Nel mezzo del cammin di nostra vita

mi ritrovai per una selva oscura

che la diritta via era smarrita.

 

The opening of Dante's La Divina Commedia reflects characteristic doubt and insecurity thatmany of us feel in the middle of our lives. Dante's image of one lost in the dark forest easily translates to the bleak, impersonal landscape of the modern American city. The last line, "for I had strayed from the straight path," resonates in the feelings of character failure so common as people get older. Dante's words echo in the snicker of the "eternal footman" of T.S. Eliot's Prufrock who has "seen the moment of my greatness flicker." On any given day, anyone can imagine a life strewn with failure and bad choices, moral lapses, and poor judgment.

 

The reader is probably dreading the thought of a depressing piece of music full of negative self indulgence and regret: reader, take heart. I have elected Dante's solution. Through the verses of his Inferno, the first of the three volumes, he catalogues the inner circles of hell: the multifarious guises of evil. Guided by the Roman poet, Virgil they journey together until in Canto XXXIV they return nel chiaro mondo, "the world of brightness" in which they see the stars again.

 

Although this wind ensemble Inferno literally boils with sounds from the underworld, suggesting a kind of musical equivalent of Fritz Lang's Metropolis, whose underworld is populated by machinelike chimeras which reduce human beings to lifeless automatons, the piece attempts a human affirmation at the end similar to Dante's, a vision of the Empyrion.

 

Inferno is cast in three movements with a long pause after the first and an attacca after the second.
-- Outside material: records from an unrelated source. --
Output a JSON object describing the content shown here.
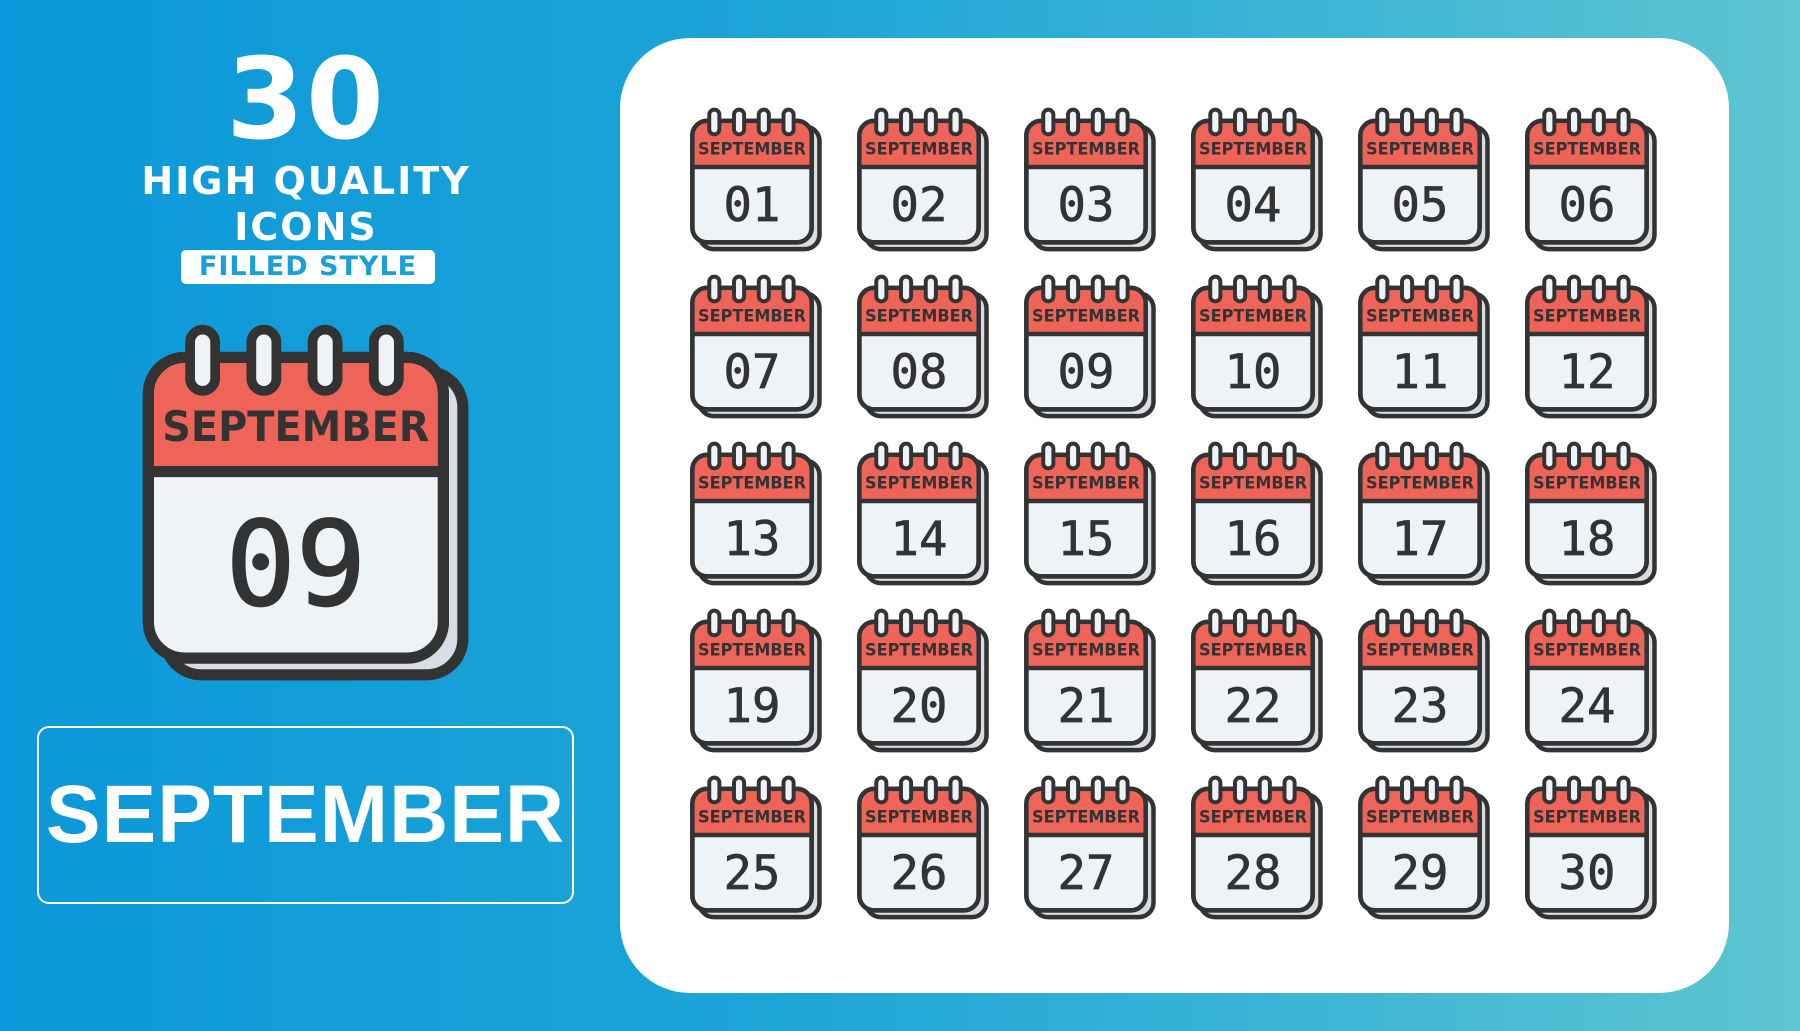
{
  "header": {
    "count": "30",
    "subtitle_line1": "HIGH QUALITY",
    "subtitle_line2": "ICONS",
    "style_badge": "FILLED STYLE"
  },
  "hero_icon": {
    "month": "SEPTEMBER",
    "day": "09"
  },
  "month_label": "SEPTEMBER",
  "colors": {
    "header_red": "#ef6459",
    "page": "#eef3f7",
    "outline": "#333333",
    "shadow_page": "#d7dde2"
  },
  "icons": {
    "month": "SEPTEMBER",
    "days": [
      "01",
      "02",
      "03",
      "04",
      "05",
      "06",
      "07",
      "08",
      "09",
      "10",
      "11",
      "12",
      "13",
      "14",
      "15",
      "16",
      "17",
      "18",
      "19",
      "20",
      "21",
      "22",
      "23",
      "24",
      "25",
      "26",
      "27",
      "28",
      "29",
      "30"
    ]
  }
}
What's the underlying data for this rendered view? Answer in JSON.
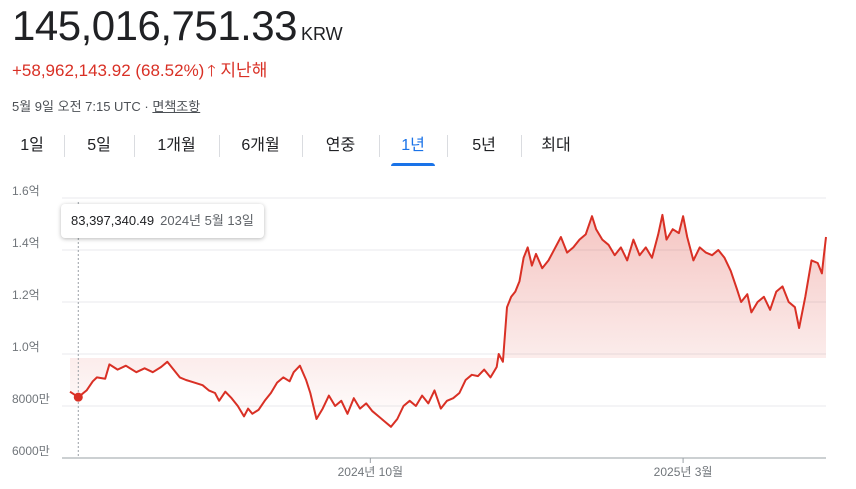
{
  "quote": {
    "price": "145,016,751.33",
    "currency": "KRW",
    "change": "+58,962,143.92 (68.52%)",
    "period_label": "지난해",
    "timestamp": "5월 9일 오전 7:15 UTC",
    "separator": "·",
    "disclaimer": "면책조항"
  },
  "colors": {
    "up": "#d93025",
    "accent": "#1a73e8"
  },
  "icons": {
    "change_arrow": "arrow-up-icon"
  },
  "tabs": [
    {
      "label": "1일"
    },
    {
      "label": "5일"
    },
    {
      "label": "1개월"
    },
    {
      "label": "6개월"
    },
    {
      "label": "연중"
    },
    {
      "label": "1년",
      "active": true
    },
    {
      "label": "5년"
    },
    {
      "label": "최대"
    }
  ],
  "tooltip": {
    "value": "83,397,340.49",
    "date": "2024년 5월 13일"
  },
  "chart_data": {
    "type": "area",
    "y_unit": "KRW",
    "ylim": [
      60000000,
      160000000
    ],
    "y_ticks": [
      {
        "value": 160000000,
        "label": "1.6억"
      },
      {
        "value": 140000000,
        "label": "1.4억"
      },
      {
        "value": 120000000,
        "label": "1.2억"
      },
      {
        "value": 100000000,
        "label": "1.0억"
      },
      {
        "value": 80000000,
        "label": "8000만"
      },
      {
        "value": 60000000,
        "label": "6000만"
      }
    ],
    "x_range": [
      "2024-05-09",
      "2025-05-09"
    ],
    "x_ticks": [
      {
        "date": "2024-10-01",
        "label": "2024년 10월"
      },
      {
        "date": "2025-03-01",
        "label": "2025년 3월"
      }
    ],
    "grid": true,
    "series": [
      {
        "color": "#d93025",
        "points": [
          [
            "2024-05-09",
            85.5
          ],
          [
            "2024-05-13",
            83.4
          ],
          [
            "2024-05-17",
            86.0
          ],
          [
            "2024-05-20",
            89.5
          ],
          [
            "2024-05-22",
            91.0
          ],
          [
            "2024-05-26",
            90.5
          ],
          [
            "2024-05-28",
            96.0
          ],
          [
            "2024-06-01",
            94.0
          ],
          [
            "2024-06-05",
            95.5
          ],
          [
            "2024-06-10",
            93.0
          ],
          [
            "2024-06-14",
            94.5
          ],
          [
            "2024-06-18",
            93.0
          ],
          [
            "2024-06-22",
            95.0
          ],
          [
            "2024-06-25",
            97.0
          ],
          [
            "2024-06-28",
            94.0
          ],
          [
            "2024-07-01",
            91.0
          ],
          [
            "2024-07-04",
            90.0
          ],
          [
            "2024-07-08",
            89.0
          ],
          [
            "2024-07-12",
            88.0
          ],
          [
            "2024-07-15",
            86.0
          ],
          [
            "2024-07-18",
            85.0
          ],
          [
            "2024-07-20",
            82.0
          ],
          [
            "2024-07-23",
            85.5
          ],
          [
            "2024-07-26",
            83.0
          ],
          [
            "2024-07-29",
            80.0
          ],
          [
            "2024-08-01",
            76.0
          ],
          [
            "2024-08-03",
            79.0
          ],
          [
            "2024-08-05",
            77.0
          ],
          [
            "2024-08-08",
            78.5
          ],
          [
            "2024-08-11",
            82.0
          ],
          [
            "2024-08-14",
            85.0
          ],
          [
            "2024-08-17",
            89.0
          ],
          [
            "2024-08-20",
            91.0
          ],
          [
            "2024-08-23",
            89.5
          ],
          [
            "2024-08-25",
            93.0
          ],
          [
            "2024-08-28",
            95.5
          ],
          [
            "2024-08-31",
            90.0
          ],
          [
            "2024-09-02",
            85.0
          ],
          [
            "2024-09-05",
            75.0
          ],
          [
            "2024-09-08",
            79.0
          ],
          [
            "2024-09-11",
            84.0
          ],
          [
            "2024-09-14",
            80.0
          ],
          [
            "2024-09-17",
            82.0
          ],
          [
            "2024-09-20",
            77.0
          ],
          [
            "2024-09-23",
            83.0
          ],
          [
            "2024-09-26",
            79.0
          ],
          [
            "2024-09-29",
            81.0
          ],
          [
            "2024-10-02",
            78.0
          ],
          [
            "2024-10-05",
            76.0
          ],
          [
            "2024-10-08",
            74.0
          ],
          [
            "2024-10-11",
            72.0
          ],
          [
            "2024-10-14",
            75.0
          ],
          [
            "2024-10-17",
            80.0
          ],
          [
            "2024-10-20",
            82.0
          ],
          [
            "2024-10-23",
            80.0
          ],
          [
            "2024-10-26",
            84.0
          ],
          [
            "2024-10-29",
            81.0
          ],
          [
            "2024-11-01",
            86.0
          ],
          [
            "2024-11-04",
            79.0
          ],
          [
            "2024-11-07",
            82.0
          ],
          [
            "2024-11-10",
            83.0
          ],
          [
            "2024-11-13",
            85.0
          ],
          [
            "2024-11-16",
            90.0
          ],
          [
            "2024-11-19",
            92.0
          ],
          [
            "2024-11-22",
            91.5
          ],
          [
            "2024-11-25",
            94.0
          ],
          [
            "2024-11-28",
            91.0
          ],
          [
            "2024-12-01",
            95.0
          ],
          [
            "2024-12-02",
            100.0
          ],
          [
            "2024-12-04",
            97.0
          ],
          [
            "2024-12-06",
            118.0
          ],
          [
            "2024-12-08",
            122.0
          ],
          [
            "2024-12-10",
            124.0
          ],
          [
            "2024-12-12",
            128.0
          ],
          [
            "2024-12-14",
            137.0
          ],
          [
            "2024-12-16",
            141.0
          ],
          [
            "2024-12-18",
            134.0
          ],
          [
            "2024-12-20",
            138.5
          ],
          [
            "2024-12-23",
            133.0
          ],
          [
            "2024-12-26",
            136.0
          ],
          [
            "2024-12-29",
            140.5
          ],
          [
            "2025-01-01",
            145.0
          ],
          [
            "2025-01-04",
            139.0
          ],
          [
            "2025-01-07",
            141.0
          ],
          [
            "2025-01-10",
            144.0
          ],
          [
            "2025-01-13",
            146.0
          ],
          [
            "2025-01-16",
            153.0
          ],
          [
            "2025-01-18",
            148.0
          ],
          [
            "2025-01-21",
            144.0
          ],
          [
            "2025-01-24",
            142.0
          ],
          [
            "2025-01-27",
            138.0
          ],
          [
            "2025-01-30",
            141.0
          ],
          [
            "2025-02-02",
            136.0
          ],
          [
            "2025-02-05",
            144.0
          ],
          [
            "2025-02-08",
            138.0
          ],
          [
            "2025-02-11",
            141.0
          ],
          [
            "2025-02-14",
            137.0
          ],
          [
            "2025-02-17",
            146.0
          ],
          [
            "2025-02-19",
            153.5
          ],
          [
            "2025-02-21",
            144.0
          ],
          [
            "2025-02-24",
            148.0
          ],
          [
            "2025-02-27",
            146.5
          ],
          [
            "2025-03-01",
            153.0
          ],
          [
            "2025-03-03",
            145.0
          ],
          [
            "2025-03-06",
            136.0
          ],
          [
            "2025-03-09",
            141.0
          ],
          [
            "2025-03-12",
            139.0
          ],
          [
            "2025-03-15",
            138.0
          ],
          [
            "2025-03-18",
            140.0
          ],
          [
            "2025-03-21",
            137.0
          ],
          [
            "2025-03-24",
            132.0
          ],
          [
            "2025-03-27",
            125.0
          ],
          [
            "2025-03-29",
            120.0
          ],
          [
            "2025-04-01",
            123.0
          ],
          [
            "2025-04-03",
            116.0
          ],
          [
            "2025-04-06",
            120.0
          ],
          [
            "2025-04-09",
            122.0
          ],
          [
            "2025-04-12",
            117.0
          ],
          [
            "2025-04-15",
            124.0
          ],
          [
            "2025-04-18",
            126.0
          ],
          [
            "2025-04-21",
            120.0
          ],
          [
            "2025-04-24",
            118.0
          ],
          [
            "2025-04-26",
            110.0
          ],
          [
            "2025-04-29",
            122.0
          ],
          [
            "2025-05-02",
            136.0
          ],
          [
            "2025-05-05",
            135.0
          ],
          [
            "2025-05-07",
            131.0
          ],
          [
            "2025-05-08",
            138.0
          ],
          [
            "2025-05-09",
            145.0
          ]
        ]
      }
    ],
    "highlight": {
      "date": "2024-05-13",
      "value": 83397340.49
    }
  }
}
The same musical materials appear throughout the piece, often in separate developments. The most striking feature of the soundworld of inferno is the use of antiphonal percussion, which becomes obvious in the opening minutes through the duet of tom toms from opposite ends of the stage. The two large percussion groups seem to be engaged in constant conflict until the last pages of the score, a contour matching Dante's :

 

tanto ch'i' vidi delle cose belle

che porta `l ciel, per un pertugio tondo;

e quindi uscimmo a riveder le stelle.

 

"until I saw some of the beautiful things that heaven bears, through a circular opening;

and from there we emerged to see the stars again."